Whether you’re dining at the oldest steakhouses in America or an up-and-coming joint that just opened, most fine steakhouses have at least one thing in common you’ll notice immediately: the prices. We spoke with Kathleen Smith, home cooking expert and recipe developer at Gonna Want Seconds, to find out why exactly steakhouse dining breaks the bank.
“It’s not just about the meat,” says Smith. “High-grade cuts come at a premium, but you’re also paying for sourcing, expert handling, and skilled, experienced preparation. When you add in a well-trained kitchen staff, polished and professional front-of-house service, and a carefully curated dining atmosphere, and it all contributes to the final price.” Even if you don’t order one of the rarest types of steak in the world, you’re still paying for the time and expertise of staff who have spent years perfecting their skills, from the host to the executive chef. That experience, coupled with premium dishes, doesn’t come cheap — but it does make for an unforgettable dinner.
“It’s the full experience, from the ranch to your plate,” Smith says. Dining establishments at the level of a fine steakhouse don’t just offer food. Every last detail, from the wood of the grill to the material in your napkin, is carefully curated to synergize in a way that enhances every aspect of your meal. Still, the cooking methods are the stars of the show and should be the first thing you notice.
What kind of cooking methods are you really paying for?
Kathleen Smith reminds us that while atmosphere matters when you’re paying $70 or more for a steak, everyone knows you’re there for the meat itself. When a restaurant works with high-quality meat, it must use equally high-quality tools and techniques to maximize its potential and deliver the best experience possible.
“Steakhouses often use specialized equipment like infrared broilers or hardwood grills that most home cooks don’t have,” Smith tells us. “They also take great care with techniques like dry-aging, precise searing, and proper resting. All of this delivers steaks with exceptional flavor and tenderness.” The tools alone — from infrared broilers to high-quality meat thermometers (the kind you can’t buy on Amazon) — can collectively cost tens of thousands of dollars. Factor in an arsenal of top-of-the-line pots and pans, knives, and everything else required to run a kitchen, and the production costs start to skyrocket.

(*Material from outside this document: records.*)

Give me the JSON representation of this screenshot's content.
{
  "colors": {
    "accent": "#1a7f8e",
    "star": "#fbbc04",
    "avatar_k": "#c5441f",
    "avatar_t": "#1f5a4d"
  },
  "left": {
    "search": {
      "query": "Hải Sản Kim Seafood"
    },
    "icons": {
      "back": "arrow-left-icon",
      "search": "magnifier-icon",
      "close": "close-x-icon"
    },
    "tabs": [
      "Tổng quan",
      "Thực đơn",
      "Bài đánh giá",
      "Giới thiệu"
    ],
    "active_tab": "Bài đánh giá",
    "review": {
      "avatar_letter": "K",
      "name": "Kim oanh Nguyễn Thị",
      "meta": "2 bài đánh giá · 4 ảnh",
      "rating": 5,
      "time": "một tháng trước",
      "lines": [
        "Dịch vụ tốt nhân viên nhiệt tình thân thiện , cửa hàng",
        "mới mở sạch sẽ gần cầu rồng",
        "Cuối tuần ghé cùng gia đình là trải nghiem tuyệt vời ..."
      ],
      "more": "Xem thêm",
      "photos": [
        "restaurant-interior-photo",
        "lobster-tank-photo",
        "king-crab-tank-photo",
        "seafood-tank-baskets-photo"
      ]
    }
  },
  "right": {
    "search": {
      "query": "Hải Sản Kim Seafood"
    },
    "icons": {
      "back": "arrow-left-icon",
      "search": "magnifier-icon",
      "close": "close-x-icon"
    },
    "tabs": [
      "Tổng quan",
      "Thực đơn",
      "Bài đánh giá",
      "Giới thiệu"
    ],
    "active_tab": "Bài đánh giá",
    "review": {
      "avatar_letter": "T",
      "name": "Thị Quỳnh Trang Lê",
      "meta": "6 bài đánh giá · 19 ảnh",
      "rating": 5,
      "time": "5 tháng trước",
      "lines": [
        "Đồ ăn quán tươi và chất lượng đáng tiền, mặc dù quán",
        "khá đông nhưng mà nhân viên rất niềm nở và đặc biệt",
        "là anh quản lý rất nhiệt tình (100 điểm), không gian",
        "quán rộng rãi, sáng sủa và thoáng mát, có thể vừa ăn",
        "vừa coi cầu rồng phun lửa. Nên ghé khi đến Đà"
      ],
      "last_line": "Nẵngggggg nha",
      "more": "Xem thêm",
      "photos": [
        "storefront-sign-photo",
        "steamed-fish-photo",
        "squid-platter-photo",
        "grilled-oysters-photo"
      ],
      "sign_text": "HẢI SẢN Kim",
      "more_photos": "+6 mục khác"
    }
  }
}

That’s not even to mention the time and expertise of the cooks themselves. Take a dry-aged ribeye, for example. You aren’t just paying for them to slap a hunk of meat on a grill. You’re paying for them to develop connections with suppliers, analyze and pick out whole roasts, spend a month carefully evaluating the beef as it ages, and store it in the kitchen — all before it even touches a cutting board. That time and attention to detail is as much responsible for your steak’s flavor as the seasoning, tools, and technique used in its preparation.